Trigonometric substitution is an insightful technique in integration that involves replacing variables in an integral with trigonometric functions. In our exercise, we start by identifying an appropriate substitution that simplifies the integration process. Here, we choose to set the substitution variable as \( u = \cos x \). This choice transforms the original integral into a simpler form. The derivative of this function is \( du = -\sin x \, dx \), which indicates how differentials can be adjusted in the substitution process. When conducting trigonometric substitution, it is vital to appropriately alter the differential in the integral, ensuring that all components of the original integrand are accounted for in terms of \( u \). This process helps in tackling integrals that contain products of sines, cosines, and other trigonometric expressions, allowing us to transform potentially complex integrals into more manageable forms.

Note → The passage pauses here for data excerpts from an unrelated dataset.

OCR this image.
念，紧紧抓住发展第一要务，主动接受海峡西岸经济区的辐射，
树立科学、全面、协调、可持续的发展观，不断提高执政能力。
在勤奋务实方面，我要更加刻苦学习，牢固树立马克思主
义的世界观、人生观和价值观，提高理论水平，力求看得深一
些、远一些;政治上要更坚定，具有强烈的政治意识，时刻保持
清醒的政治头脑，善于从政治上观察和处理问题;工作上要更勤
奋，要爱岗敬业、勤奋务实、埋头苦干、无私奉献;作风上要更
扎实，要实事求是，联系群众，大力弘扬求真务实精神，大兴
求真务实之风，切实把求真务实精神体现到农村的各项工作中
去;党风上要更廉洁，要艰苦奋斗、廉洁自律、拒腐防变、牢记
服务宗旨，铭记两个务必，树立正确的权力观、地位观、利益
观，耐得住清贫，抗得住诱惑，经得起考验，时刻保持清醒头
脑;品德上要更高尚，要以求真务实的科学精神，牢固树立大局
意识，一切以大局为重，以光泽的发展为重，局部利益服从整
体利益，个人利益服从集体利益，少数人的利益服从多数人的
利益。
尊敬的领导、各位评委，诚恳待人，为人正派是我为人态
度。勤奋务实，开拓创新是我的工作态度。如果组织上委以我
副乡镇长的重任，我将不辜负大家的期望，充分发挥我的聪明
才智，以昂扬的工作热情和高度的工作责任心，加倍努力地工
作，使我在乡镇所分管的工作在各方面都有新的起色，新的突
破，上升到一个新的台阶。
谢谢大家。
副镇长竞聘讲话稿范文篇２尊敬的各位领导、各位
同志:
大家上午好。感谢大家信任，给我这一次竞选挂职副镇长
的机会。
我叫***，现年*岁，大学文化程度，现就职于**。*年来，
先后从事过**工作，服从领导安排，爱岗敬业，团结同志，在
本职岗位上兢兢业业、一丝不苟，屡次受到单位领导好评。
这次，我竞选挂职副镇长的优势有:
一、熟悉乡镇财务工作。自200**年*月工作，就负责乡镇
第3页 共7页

When performing substitution in a definite integral, it is necessary to also adjust the limits of integration according to the new variable. In the original integral, the limits of integration are from \( x = 0 \) to \( x = \frac{\pi}{2} \). After substituting \( u = \cos x \), we need to find the new limits in terms of \( u \):

• When \( x = 0 \), \( u = \cos(0) = 1 \).
• When \( x = \frac{\pi}{2} \), \( u = \cos(\frac{\pi}{2}) = 0 \).

Thus, the new limits are from \( u = 1 \) to \( u = 0 \). However, the integration from a higher limit to a lower one requires adjusting the direction, which can be achieved by factoring a negative sign outside the integral. This adjustment results in flipping the limits, giving us a new integral from \( u = 0 \) to \( u = 1 \), making it easier to compute.

After substituting and adjusting the limits, we proceed to calculating the definite integral. The simplified integral is \( \int_{0}^{1} \sin(u) \, du \). This integration process uses basic trigonometric identities, where the integral of \( \sin(u) \) is \( -\cos(u) \). Computing the definite integral involves evaluating this antiderivative at the new limits.To solve \( \int_{0}^{1} \sin(u) \, du \), substitute the upper and lower bounds:

• Evaluate at 1: \( -\cos(1) \).
• Evaluate at 0: \( -\cos(0) \), which simplifies to -1.

Subtract the lower limit value from the upper limit value to get \(-\cos(1) - (-1) = 1 - \cos(1) \). Therefore, the original definite integral evaluates to \(1 - \cos(1)\), illustrating how through adept substitution and evaluation, we can determine the result of trigonometric integrals.